Lost in Translation: Dealing with Data Diversity

While Canada welcomes diverse cultures, researchers on the Efficient Dairy Genome Project are finding diverse data to be an unexpected challenge. As they gather information from international partners to apply genomics in raising feed efficiency and lower methane emissions in dairy cows, Genome Alberta scientists might be reminded of an old adage: Be careful what you wish for.

It takes a village

In studies like this, the more data you collect, the greater your chances of success. Because doing so involves considerable time and money, dairy researchers opted to combine data from various research groups around the globe who are working on the same traits. The data, which consists of information on genotypes, pedigrees and phenotypes, is coming from multiple partners including Australia, the United States, the U.K., Switzerland, Denmark and Canada.

“My focus so far has been describing the data sets for methane emission and feed efficiency gathered from our Canadian herd,” said Audrey Martin, research associate in the Department of Biosciences at the University of Guelph. “To describe these traits, I have to find the genetic parameters and develop a proper model to fit the data, and that requires more data than we can glean from a small herd.”


Don’t try this at home

To acquire the additional information in a cost-effective manner, Martin is working with a number of international data sets. It might sound simple enough, until you actually go to do it.

“Processing data from other countries is proving to be harder than we thought. The way we measure feed efficiency and methane emission in Canada is different from how it’s done elsewhere, so we’re trying to standardize everything, but that’s not always easy.”

For example, Canada uses a scale of 1 – 5 for body condition, whereas Australia’s scale goes from 1 – 8. To overcome the discrepancies, Martin must deal with the different scales and generate values that will work for her purposes.

It is slow going right now, but Martin is motivated by the project’s potential impact. Countries might measure key traits differently, yet they share an interest in the final outcome.

“The public might not understand the importance of improving feed efficiency and methane emission, but breeders and farmers in these countries certainly do. If cows can produce the same amount of milk with less feed required, the savings to industry could be substantial. At the same time, there is a worldwide effort to reduce greenhouse gases, and methane from cows is one of the sources.”

Just as collecting the data was a joint venture, so too will be the effort to standardize it.

“Though Canada is the central collection point for the data, the problem stems from the initial values compiled by each nation, so we’ll need everyone working together to solve this.”

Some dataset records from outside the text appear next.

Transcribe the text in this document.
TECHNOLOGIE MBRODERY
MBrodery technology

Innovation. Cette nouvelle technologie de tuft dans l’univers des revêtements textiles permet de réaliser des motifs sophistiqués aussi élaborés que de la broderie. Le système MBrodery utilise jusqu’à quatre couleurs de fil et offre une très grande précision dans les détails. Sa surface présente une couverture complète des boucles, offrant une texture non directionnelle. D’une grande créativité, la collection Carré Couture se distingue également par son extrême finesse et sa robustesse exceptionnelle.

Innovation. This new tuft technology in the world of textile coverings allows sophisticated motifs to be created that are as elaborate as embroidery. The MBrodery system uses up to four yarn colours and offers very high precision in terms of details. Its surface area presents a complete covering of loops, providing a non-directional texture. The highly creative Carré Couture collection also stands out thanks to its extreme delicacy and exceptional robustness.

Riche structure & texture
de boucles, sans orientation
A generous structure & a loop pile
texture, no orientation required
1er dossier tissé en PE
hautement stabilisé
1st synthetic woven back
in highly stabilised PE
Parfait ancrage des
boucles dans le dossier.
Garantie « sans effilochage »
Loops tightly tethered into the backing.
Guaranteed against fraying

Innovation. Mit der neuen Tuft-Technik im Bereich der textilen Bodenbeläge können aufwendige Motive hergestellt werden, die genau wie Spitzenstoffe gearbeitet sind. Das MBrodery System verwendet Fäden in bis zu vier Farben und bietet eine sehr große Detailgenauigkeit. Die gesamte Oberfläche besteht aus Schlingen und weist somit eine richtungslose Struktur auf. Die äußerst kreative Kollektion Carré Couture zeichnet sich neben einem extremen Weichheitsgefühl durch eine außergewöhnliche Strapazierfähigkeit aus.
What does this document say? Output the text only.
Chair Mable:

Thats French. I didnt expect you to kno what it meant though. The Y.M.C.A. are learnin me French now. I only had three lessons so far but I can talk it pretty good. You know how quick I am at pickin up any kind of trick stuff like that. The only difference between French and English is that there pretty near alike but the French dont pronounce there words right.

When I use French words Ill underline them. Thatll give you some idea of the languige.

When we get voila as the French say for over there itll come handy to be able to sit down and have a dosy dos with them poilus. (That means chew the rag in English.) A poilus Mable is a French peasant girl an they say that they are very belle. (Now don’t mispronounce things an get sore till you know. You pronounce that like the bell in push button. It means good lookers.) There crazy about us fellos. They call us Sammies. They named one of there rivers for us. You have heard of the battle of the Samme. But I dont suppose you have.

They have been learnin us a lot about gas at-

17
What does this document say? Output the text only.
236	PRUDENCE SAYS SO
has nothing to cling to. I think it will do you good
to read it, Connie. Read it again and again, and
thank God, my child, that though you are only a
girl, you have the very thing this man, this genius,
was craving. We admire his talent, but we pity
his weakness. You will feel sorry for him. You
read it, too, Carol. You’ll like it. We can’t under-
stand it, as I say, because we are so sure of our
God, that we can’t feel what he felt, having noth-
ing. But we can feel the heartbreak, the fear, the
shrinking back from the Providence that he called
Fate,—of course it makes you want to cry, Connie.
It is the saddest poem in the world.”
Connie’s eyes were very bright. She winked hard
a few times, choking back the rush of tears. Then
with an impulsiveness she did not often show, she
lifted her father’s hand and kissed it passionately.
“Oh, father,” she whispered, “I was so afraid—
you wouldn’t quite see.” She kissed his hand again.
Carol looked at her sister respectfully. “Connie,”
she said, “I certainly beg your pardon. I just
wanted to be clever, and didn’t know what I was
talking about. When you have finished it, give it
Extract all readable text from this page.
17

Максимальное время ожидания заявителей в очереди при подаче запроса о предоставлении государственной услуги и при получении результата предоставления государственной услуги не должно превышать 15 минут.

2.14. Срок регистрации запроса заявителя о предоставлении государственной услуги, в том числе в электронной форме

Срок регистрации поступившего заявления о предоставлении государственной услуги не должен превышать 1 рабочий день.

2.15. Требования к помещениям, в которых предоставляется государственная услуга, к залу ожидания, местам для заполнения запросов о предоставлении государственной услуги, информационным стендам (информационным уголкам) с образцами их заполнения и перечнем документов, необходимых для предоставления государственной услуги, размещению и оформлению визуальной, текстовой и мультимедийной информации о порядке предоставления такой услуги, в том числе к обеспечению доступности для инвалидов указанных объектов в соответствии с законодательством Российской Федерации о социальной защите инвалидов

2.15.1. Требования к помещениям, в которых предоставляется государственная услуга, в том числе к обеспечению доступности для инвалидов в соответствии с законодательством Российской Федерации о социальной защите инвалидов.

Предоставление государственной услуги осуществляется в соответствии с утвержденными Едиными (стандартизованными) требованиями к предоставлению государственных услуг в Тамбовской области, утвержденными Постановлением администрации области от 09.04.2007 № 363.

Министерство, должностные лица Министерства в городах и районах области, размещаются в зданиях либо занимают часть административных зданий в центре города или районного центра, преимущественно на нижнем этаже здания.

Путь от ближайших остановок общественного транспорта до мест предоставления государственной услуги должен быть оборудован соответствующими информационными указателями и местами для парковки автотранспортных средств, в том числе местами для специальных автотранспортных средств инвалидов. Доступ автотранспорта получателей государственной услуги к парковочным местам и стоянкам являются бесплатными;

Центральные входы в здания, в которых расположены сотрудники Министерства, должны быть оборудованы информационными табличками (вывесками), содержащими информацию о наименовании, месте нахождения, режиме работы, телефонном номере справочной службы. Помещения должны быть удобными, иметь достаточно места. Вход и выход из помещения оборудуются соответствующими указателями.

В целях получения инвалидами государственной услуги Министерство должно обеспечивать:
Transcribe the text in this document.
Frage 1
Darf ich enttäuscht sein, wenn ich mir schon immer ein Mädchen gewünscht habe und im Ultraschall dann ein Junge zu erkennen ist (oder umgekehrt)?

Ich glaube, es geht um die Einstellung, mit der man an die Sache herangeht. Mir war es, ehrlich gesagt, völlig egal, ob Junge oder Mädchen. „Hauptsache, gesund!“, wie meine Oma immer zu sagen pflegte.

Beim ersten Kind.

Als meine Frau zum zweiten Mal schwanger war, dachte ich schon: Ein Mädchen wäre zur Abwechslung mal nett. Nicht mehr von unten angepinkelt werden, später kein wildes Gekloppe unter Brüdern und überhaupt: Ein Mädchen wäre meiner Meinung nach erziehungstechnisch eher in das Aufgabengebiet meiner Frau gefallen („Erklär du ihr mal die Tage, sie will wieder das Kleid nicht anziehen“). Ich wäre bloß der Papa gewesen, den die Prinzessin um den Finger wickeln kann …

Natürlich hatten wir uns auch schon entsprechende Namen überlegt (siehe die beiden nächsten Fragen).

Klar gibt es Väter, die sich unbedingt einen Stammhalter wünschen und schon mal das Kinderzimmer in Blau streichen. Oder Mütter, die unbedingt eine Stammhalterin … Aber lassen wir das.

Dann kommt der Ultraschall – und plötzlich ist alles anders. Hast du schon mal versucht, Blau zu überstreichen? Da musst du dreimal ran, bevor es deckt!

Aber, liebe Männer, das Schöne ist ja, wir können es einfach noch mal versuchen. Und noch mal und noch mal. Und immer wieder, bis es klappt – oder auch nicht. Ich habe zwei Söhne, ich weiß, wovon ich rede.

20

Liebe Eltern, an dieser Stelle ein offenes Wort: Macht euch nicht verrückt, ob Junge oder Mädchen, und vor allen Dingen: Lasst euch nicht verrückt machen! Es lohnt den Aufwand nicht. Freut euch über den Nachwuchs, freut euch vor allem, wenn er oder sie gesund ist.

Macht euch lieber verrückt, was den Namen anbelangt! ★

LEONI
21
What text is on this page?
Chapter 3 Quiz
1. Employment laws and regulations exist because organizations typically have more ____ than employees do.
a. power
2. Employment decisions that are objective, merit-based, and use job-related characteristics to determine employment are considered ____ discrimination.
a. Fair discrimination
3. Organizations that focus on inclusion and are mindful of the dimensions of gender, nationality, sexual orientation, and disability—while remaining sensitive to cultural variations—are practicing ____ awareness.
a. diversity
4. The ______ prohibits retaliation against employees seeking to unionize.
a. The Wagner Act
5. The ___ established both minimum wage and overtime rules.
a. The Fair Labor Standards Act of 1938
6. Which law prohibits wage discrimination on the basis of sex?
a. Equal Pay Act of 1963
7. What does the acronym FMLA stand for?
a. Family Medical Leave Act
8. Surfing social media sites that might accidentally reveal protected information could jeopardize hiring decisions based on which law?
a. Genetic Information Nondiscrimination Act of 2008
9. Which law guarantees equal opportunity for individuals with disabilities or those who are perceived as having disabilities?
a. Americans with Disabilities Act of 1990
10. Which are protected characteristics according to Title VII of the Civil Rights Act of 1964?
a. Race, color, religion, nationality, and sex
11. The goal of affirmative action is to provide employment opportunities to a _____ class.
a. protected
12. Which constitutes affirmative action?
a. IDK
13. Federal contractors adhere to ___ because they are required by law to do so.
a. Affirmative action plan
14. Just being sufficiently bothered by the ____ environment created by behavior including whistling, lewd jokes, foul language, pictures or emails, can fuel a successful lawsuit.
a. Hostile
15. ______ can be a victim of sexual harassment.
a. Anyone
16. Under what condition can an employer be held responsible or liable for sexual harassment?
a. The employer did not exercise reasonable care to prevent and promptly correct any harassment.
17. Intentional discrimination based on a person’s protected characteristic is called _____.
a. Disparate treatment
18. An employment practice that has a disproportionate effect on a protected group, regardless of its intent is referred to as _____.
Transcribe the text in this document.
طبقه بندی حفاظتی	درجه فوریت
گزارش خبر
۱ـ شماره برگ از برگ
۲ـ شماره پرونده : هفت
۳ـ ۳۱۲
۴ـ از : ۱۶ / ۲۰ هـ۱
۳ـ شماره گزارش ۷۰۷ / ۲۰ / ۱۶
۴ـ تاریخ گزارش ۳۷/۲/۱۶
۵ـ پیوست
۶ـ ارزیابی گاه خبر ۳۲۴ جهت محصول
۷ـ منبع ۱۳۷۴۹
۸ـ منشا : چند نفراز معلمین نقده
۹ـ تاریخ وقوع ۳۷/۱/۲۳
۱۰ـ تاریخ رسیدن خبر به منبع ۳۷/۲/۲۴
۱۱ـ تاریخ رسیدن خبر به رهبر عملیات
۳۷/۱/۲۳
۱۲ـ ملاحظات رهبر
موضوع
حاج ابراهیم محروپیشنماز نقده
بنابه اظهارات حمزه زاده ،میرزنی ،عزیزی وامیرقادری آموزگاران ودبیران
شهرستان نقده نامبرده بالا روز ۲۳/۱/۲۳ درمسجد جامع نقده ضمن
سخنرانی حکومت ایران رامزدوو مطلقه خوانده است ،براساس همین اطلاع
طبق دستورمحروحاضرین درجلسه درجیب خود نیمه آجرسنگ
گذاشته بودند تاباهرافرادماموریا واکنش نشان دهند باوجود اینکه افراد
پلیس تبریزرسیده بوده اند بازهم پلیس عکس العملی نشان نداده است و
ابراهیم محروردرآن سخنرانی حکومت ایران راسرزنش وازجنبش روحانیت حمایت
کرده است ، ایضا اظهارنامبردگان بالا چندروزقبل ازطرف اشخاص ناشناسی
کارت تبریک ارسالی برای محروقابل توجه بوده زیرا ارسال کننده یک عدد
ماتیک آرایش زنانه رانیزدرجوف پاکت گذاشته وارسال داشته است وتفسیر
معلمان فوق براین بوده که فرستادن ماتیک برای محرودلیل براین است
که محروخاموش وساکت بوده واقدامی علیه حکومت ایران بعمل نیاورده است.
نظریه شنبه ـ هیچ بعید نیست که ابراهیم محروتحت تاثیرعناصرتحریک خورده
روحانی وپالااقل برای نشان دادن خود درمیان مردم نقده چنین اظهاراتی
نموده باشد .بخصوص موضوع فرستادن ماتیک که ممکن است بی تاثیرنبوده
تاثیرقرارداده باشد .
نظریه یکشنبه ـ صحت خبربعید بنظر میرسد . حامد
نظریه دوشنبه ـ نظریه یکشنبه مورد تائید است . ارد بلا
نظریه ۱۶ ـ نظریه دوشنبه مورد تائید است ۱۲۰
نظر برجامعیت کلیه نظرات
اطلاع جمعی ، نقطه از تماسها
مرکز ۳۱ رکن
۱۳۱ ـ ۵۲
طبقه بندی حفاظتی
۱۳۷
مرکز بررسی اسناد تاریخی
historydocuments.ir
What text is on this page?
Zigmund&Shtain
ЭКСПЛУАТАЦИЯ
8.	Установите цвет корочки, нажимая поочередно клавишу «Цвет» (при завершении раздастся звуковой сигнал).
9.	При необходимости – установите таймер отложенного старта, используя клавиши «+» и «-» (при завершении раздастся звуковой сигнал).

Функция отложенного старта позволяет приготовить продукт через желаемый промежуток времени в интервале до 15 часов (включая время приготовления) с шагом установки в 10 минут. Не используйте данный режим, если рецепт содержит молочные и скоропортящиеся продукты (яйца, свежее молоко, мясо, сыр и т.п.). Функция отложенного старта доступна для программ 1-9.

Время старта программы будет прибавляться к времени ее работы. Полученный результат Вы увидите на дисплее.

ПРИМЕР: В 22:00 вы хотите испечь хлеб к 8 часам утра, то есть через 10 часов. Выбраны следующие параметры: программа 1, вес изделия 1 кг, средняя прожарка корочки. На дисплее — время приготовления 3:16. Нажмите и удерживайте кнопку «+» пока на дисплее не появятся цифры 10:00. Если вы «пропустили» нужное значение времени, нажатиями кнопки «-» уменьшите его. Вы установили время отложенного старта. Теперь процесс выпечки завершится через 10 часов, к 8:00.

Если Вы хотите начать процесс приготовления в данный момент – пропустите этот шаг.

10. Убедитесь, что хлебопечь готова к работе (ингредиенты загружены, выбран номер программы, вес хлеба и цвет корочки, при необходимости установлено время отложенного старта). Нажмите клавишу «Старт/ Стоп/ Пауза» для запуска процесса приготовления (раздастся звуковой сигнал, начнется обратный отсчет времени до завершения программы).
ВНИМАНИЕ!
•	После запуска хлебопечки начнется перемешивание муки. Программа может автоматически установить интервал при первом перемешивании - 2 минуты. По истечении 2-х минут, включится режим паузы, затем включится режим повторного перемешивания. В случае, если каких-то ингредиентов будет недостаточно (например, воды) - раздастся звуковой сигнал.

For Martin, what started as a four month internship is turning into a longer stint on the project. That’s fine with her, and she’s optimistic going forward.

“Things are a bit messy right now, but all parties are pitching in and we’ll get this figured out. We have some good first results from very small samples, and we will continue to collect data after the project is done to maintain progress on these critical traits.”

Ultimately, dealing with diverse data and diverse cultures has something in common: a daunting challenge, but well worth the effort.